Reforming GW’s institutional culture

“Universities don’t often talk about institutional culture, but they all have one,” Dr. LeBlanc said. Although new to GW and quick to stress that all his interactions with individuals had been “warm and welcoming,” he said he feared the university culture “has not created processes and operations that reflect the true warmth and welcoming nature of our people.” Overall, Dr. LeBlanc said, he has heard the overall culture described as “risk-averse,” not focused on individual service and “defined by our financial limitations.” 

“These are not problems that are unique to GW,” Dr. LeBlanc said, but they are problems that need to be surmounted in order to tackle the coming challenges to higher education. Dr. LeBlanc also said he is determined to install campus-wide banners that will signify campus boundaries and foster a sense of community pride and is looking at how to create more community space in the residence halls. “If we want to have a GW community, we need a sense of place, we need a sense of programing, and we need a sense of community,” he said.

Many questions at the meetings came from students, though faculty and staff also spoke. Common concerns included the DACA repeal and the student resolution to divest university funds from firms that extract fossil fuels.

On DACA, Dr. LeBlanc said, the higher education community is in consensus. Universities and professional education associations have almost unanimously spoken against a repeal and in support of their undocumented students and community members. GW has offered and will continue to offer resources to affected students, including pro bono representation if necessary from GW’s Immigration Law Clinic.

Divestment, Dr. LeBlanc said, is a more complex problem than it might appear. “In general, divestment resolutions are very difficult to implement,” he said. An outside firm handles GW’s investment portfolio and detangling the web of investments from companies that profit—often indirectly—from fossil fuels can be a complex and costly process.

“I always say that I’m happy to listen to students, but I don’t always agree with them,” Dr. LeBlanc said.  On this issue, he said, he would need more time and more information to make a definite statement.

On a lighter note, one questioner asked how Dr. LeBlanc pronounces his last name. To the surprise of some audience members, it is with a nearly silent final letter: not “LeBlanck,” but something closer to “LeBlanh,” a remnant of the family’s Quebecois French origins.

Dr. LeBlanc said the name was common where he grew up. His father has 96 first cousins, all LeBlancs with the soft-c pronunciation. “It’s a very productive family tree,” he said. “Where I come from, everybody knew how to pronounce it, so it never occurred to me that people might not know.”

On Friday, a sophomore double majoring in computer science and political science asked Dr.
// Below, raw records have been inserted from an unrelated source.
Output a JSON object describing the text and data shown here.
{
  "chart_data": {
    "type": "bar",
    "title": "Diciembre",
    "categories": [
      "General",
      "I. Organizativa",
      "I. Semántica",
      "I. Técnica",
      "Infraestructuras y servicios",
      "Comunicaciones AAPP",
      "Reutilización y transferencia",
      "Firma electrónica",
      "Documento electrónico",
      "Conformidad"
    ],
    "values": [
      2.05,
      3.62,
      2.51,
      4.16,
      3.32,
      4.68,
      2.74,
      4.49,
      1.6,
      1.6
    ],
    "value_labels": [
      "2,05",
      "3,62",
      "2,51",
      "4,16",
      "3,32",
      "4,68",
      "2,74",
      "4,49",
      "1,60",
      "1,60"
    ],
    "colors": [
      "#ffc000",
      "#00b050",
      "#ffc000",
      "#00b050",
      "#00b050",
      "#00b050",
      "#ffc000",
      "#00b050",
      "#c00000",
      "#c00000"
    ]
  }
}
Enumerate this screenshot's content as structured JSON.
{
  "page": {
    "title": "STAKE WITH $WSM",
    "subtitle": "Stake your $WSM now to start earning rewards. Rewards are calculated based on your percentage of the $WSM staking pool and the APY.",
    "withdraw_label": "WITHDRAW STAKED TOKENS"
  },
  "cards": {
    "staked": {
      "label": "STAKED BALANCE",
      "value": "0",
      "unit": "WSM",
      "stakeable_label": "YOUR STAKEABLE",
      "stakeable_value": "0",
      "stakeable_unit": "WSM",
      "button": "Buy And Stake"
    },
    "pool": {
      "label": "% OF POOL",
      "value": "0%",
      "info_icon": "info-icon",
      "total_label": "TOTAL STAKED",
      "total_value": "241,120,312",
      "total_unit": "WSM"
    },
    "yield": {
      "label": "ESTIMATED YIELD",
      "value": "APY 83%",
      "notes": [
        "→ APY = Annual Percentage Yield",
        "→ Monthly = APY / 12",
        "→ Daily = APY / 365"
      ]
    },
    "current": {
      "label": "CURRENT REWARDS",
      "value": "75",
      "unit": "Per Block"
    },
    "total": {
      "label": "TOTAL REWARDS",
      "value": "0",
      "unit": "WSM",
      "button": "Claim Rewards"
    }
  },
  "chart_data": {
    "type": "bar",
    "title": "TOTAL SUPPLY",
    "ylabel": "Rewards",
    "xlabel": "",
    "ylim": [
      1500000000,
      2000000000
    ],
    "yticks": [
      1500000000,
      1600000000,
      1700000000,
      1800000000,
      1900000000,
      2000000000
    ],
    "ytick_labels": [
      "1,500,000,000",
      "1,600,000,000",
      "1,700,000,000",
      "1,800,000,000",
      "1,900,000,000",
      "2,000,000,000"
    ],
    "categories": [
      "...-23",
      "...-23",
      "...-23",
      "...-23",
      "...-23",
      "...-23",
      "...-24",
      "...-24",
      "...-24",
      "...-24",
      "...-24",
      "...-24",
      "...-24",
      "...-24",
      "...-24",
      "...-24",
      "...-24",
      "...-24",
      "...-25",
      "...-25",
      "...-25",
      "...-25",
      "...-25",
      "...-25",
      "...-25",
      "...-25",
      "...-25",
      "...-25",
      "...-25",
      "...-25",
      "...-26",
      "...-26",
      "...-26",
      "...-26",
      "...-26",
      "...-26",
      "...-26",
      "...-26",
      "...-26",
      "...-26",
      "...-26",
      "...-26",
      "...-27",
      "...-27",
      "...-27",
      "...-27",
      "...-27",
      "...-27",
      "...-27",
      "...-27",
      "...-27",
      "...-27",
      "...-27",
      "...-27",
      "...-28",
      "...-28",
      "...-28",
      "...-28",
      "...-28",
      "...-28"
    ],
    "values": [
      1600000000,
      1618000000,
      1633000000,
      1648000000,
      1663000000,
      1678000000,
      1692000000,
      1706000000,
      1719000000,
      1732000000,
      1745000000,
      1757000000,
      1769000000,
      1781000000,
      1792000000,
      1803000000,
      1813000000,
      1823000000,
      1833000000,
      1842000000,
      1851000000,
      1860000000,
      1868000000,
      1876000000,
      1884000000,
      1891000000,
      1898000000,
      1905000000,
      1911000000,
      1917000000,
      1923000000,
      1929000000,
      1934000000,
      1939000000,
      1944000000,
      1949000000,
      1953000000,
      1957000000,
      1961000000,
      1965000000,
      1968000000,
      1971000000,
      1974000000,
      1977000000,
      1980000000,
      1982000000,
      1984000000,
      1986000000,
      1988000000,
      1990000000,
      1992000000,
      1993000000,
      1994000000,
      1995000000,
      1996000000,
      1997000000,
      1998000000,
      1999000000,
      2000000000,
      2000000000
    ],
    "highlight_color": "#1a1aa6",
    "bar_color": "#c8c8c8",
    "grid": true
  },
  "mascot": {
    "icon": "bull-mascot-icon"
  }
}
LeBlanc what he is doing to encourage students to explore various academic disciplines that don’t necessarily overlap.

Dr. LeBlanc said he wants to make it easier for students to complete double major study programs by eliminating unnecessary barriers that require an exorbitant number of credit hours and challenging guidelines.

“I believe that a lot of students come to college today with very broad intellectual interests, and we’re seeing that more and more students are not pigeonholed in a traditional discipline,” he said. “There are some really interesting career opportunities and really interesting intellectual opportunities in bringing together things that are not just interdisciplinary but far ends of the spectrum.”

Following the Friday Q & A session, which was streamed live on Facebook, Dr. LeBlanc was surprised on stage by mascot George and several cheerleaders, who presented Dr. LeBlanc with a cake for his birthday.

The president will hold additional town halls on the Mount Vernon Campus at 7 p.m. on Thursday, Oct. 5 and on the Virginia Science and Technology Campus on Wednesday, Oct. 11.